Tiebas to Puenta la Reina
Breakfast at the same bar as yesterday with the same local people who greeted me enthusiastically. Elena collected me and corroborated my evidence based (scat) opinion that there is a healthy population of pine marten in this part of Navarre. Not her favourite animal on account of their predilection for birds’ eggs.
Tiebas looked as grey and cold this morning as it had yesterday. Elena drove off with my bag to Puenta la Reina, I donned my rain jacket and started the slog on a gravel pathway alongside the National highway. After a few kilometres, the route being very clearly way marked, I went under the road and emerged at Muruarte de Reta, a former railway town.
The rain held off and by the time I’d reached Enériz it was warm and sunny. I stopped for an excellent café con leche (one euro) in the main square and watched folk coming and going from the bakery.
My next planned stop was the extraordinary church of Santa María de Eunate with its roofless cloister of 33 arches, allegedly modelled on the church of the Holy Sepulchre in Jerusalem, extra.
Only another couple of kilometres to Obanos where the popular Camino Francés meets the Camino Aragonés. Pilgrims and walkers appeared everywhere and more “buen Caminos” were exchanged in the hour to Puente la Reina than in the last two and half weeks.

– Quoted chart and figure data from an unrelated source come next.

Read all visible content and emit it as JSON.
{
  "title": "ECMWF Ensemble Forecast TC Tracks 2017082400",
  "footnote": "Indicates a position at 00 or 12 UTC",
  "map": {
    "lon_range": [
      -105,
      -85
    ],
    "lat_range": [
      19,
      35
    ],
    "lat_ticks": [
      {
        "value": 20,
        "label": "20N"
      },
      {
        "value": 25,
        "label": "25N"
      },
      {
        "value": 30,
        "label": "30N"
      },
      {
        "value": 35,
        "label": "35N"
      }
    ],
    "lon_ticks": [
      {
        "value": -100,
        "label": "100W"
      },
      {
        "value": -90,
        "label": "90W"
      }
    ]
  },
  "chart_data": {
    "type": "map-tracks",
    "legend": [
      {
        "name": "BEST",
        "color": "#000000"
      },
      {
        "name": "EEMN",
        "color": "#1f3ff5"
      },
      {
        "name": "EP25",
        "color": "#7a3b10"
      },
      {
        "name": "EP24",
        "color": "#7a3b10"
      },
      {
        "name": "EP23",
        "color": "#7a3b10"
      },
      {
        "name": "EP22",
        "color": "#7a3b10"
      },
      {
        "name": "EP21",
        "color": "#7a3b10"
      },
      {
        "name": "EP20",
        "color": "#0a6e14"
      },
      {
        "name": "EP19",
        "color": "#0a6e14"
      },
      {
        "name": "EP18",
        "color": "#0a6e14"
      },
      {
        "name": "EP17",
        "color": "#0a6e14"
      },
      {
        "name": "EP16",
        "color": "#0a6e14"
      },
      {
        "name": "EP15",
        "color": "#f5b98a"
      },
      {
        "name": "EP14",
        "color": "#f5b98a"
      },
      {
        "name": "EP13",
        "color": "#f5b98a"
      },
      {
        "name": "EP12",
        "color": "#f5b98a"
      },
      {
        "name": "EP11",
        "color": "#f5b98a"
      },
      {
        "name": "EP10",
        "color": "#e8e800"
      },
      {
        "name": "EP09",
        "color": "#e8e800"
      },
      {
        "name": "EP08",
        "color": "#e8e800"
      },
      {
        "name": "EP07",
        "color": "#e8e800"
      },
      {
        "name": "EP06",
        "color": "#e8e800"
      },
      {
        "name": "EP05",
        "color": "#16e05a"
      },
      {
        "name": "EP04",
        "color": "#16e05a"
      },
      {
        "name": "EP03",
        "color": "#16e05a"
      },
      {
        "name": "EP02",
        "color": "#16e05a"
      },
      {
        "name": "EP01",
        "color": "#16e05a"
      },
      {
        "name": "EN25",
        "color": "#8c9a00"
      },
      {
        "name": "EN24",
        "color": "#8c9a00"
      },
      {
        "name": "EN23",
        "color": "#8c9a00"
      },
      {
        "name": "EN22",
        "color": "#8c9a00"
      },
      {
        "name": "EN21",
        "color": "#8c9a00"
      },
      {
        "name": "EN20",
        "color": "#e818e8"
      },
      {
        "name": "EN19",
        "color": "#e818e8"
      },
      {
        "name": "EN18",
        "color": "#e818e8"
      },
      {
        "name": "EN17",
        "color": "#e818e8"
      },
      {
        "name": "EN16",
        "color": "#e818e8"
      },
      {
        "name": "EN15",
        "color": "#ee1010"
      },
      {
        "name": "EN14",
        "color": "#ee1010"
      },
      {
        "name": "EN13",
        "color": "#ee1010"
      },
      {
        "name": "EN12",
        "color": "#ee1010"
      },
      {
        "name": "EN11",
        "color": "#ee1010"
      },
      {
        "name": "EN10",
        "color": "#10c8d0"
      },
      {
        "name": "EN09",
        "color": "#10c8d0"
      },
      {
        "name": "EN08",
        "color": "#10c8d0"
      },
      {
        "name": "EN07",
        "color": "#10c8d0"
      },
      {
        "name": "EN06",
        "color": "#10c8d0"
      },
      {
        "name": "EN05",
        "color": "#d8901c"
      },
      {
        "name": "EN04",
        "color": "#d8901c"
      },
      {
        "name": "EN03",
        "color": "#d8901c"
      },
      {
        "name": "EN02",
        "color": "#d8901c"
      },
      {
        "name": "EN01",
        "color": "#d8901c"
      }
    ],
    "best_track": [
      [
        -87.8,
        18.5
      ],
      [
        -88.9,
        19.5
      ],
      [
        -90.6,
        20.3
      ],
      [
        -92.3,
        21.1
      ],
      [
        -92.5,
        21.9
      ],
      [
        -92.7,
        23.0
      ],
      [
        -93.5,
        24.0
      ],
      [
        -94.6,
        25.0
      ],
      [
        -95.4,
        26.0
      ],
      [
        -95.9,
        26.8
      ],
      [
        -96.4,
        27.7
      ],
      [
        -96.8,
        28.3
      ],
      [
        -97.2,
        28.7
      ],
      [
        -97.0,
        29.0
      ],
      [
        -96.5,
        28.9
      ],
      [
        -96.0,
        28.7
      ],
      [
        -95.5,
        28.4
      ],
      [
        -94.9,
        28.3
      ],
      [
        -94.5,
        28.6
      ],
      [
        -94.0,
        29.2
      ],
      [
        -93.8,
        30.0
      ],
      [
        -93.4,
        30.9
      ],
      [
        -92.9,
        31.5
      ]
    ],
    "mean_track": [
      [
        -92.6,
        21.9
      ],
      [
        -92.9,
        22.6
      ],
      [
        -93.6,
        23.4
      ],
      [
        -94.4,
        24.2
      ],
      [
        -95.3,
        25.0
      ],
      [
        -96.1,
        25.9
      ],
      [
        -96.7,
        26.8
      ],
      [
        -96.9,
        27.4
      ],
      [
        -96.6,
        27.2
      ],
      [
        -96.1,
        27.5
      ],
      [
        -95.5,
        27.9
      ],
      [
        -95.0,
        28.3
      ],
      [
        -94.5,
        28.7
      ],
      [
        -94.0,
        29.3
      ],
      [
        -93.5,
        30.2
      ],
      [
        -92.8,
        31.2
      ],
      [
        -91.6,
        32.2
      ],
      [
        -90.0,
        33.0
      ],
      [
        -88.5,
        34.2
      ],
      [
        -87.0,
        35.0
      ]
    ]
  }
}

Puente la Reina is the official end of the Camino Aragonés and it’s where I’m finishing today. I had wondered if I would feel like continuing, I don’t. I completed the Camino Francés in 2022 and thoroughly enjoyed it. This Camino though has been very different. Contemplative, sometimes challenging and unpredictable, wild and rugged. A perfect combination of landscapes, remote communities and Camino numinosity, for want of a better word.